We hold Pharmacy Assistant (PA) Trainings each month which allows the pharmacy team to come together, have lessons on relevant topics, and discuss issues/updates about the mission, their work and whatever is on their minds.
The teachers are most often the Pharmacy Technicians but today we had a bit of a role reversal. Today we had the MSF PA students who are currently on their break from Southern Africa Nazarene University, teach the group. The students picked whatever topic was of interest of them (from school topics of course). So it was really interesting to see what they chose and what they had to say.

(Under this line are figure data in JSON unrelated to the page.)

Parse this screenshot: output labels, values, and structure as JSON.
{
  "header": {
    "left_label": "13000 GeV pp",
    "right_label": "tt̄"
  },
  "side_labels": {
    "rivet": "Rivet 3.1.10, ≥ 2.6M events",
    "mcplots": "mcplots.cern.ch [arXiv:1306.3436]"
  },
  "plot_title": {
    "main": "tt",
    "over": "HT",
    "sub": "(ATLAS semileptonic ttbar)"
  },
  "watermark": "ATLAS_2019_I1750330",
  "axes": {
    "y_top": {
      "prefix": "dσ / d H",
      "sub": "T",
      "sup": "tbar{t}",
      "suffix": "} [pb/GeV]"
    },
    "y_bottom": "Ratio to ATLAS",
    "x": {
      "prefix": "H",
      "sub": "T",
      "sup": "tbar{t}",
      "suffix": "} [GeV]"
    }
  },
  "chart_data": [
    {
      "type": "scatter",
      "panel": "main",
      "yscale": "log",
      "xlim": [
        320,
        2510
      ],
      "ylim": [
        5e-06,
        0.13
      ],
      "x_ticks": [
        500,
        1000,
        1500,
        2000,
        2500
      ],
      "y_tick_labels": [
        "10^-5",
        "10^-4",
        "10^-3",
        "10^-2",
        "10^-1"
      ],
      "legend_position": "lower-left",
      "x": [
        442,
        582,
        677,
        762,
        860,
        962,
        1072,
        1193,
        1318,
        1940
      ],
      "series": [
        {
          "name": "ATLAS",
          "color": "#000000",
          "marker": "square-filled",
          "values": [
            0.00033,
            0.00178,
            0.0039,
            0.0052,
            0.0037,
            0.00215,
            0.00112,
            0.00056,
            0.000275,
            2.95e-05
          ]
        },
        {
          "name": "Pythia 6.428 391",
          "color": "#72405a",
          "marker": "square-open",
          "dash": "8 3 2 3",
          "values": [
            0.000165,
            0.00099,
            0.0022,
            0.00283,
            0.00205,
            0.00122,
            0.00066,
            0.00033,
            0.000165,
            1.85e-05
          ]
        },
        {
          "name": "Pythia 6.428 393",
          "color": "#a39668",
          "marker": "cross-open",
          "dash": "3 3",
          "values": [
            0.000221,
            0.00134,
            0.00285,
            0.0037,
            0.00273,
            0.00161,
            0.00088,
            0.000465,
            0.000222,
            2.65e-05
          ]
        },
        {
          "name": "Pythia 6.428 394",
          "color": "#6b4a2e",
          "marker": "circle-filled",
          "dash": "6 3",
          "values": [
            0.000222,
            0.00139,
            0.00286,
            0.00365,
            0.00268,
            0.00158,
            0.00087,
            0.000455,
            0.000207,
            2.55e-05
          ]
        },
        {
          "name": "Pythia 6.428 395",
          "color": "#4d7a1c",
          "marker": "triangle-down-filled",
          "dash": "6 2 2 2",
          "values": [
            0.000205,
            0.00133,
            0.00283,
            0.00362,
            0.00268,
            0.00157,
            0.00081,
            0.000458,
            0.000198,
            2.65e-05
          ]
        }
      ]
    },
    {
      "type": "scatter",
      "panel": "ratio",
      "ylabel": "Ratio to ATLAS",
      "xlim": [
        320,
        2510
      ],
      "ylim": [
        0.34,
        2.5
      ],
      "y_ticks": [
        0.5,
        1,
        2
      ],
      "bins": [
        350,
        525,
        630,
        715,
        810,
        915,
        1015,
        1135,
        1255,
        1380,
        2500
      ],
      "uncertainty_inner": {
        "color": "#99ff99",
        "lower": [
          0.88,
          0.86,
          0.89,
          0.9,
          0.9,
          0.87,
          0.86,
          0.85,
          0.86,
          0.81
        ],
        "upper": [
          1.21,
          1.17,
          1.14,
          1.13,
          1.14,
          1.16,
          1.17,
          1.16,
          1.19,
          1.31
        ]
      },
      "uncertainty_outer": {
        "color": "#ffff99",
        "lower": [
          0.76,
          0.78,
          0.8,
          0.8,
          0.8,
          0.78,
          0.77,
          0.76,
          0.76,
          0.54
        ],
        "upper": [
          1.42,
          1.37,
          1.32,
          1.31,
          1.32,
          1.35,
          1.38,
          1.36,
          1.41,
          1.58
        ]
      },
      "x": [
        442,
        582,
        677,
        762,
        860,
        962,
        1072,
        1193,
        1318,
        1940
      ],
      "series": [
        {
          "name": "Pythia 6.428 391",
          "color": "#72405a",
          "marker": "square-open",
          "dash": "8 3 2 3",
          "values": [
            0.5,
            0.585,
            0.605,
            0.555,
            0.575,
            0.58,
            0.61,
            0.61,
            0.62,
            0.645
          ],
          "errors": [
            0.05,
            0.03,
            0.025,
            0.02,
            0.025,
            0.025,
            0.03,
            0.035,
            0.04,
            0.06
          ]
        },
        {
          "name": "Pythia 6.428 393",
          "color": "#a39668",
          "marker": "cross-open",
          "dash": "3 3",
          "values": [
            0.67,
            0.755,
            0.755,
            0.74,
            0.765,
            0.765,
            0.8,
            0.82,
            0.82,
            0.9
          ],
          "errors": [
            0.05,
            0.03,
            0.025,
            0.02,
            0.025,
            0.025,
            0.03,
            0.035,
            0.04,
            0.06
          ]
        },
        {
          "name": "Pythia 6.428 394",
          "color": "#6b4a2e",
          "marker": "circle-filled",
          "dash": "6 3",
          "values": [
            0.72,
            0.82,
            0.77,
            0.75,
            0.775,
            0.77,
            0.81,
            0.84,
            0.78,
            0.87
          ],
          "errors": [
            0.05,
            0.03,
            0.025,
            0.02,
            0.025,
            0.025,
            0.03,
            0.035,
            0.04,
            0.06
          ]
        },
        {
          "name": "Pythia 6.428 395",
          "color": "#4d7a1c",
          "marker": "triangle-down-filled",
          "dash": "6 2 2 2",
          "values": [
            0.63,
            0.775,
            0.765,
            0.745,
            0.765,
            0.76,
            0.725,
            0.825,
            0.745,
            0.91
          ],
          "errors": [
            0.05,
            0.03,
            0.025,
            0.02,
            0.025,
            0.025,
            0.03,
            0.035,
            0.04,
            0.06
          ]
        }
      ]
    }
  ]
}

The only therapeutic topic that was chosen was diarrhea. For some reason I placed this first on the agenda… who doesn’t want to start their day with diarrhea? Anyway, from there most topics were related to pharmacy standard operating procedures such as dispensing, pre-packing, hygiene, and preparing your pharmacy. One unique presentation was on the terminology we often hear in Swaziland such as epidemic, communicable disease, etc.
Since some of the topics overlapped I was impressed with how nimble the students were with tailoring their talks around those of the person who had spoken before them. The group asked many questions, seemed to have fun with the training, respected the students as presenters, and the appreciated the information they shared.
What was evident for me is the disparity between the idealistic pharmacy situation taught in school and the reality of pharmacy in a rural clinic. Ideally the label is typed out with comprehensive information including the prescriber and clear directions for use… but in reality we don’t have a computer system. Ideally there is a pharmacist (or pharmacy technician) in the pharmacy double checking the accuracy… but in reality we have technicians covering 7-8 clinics and are only able to get to each clinic once a week or so. Ideally there are ancillary labels outlining which medications make you drowsy or should be taken with or without food… but in reality these stickers aren’t available and, if the dispenser knows this information, it might be conveyed verbally.
What I was happy to see was the group focusing on what we can do to optimize our work within our environment, not on the constraints of our environment. What was evident in the presentation, questions and discussion is the pride of this team on the important work that they are doing to help the people in Shiselweni.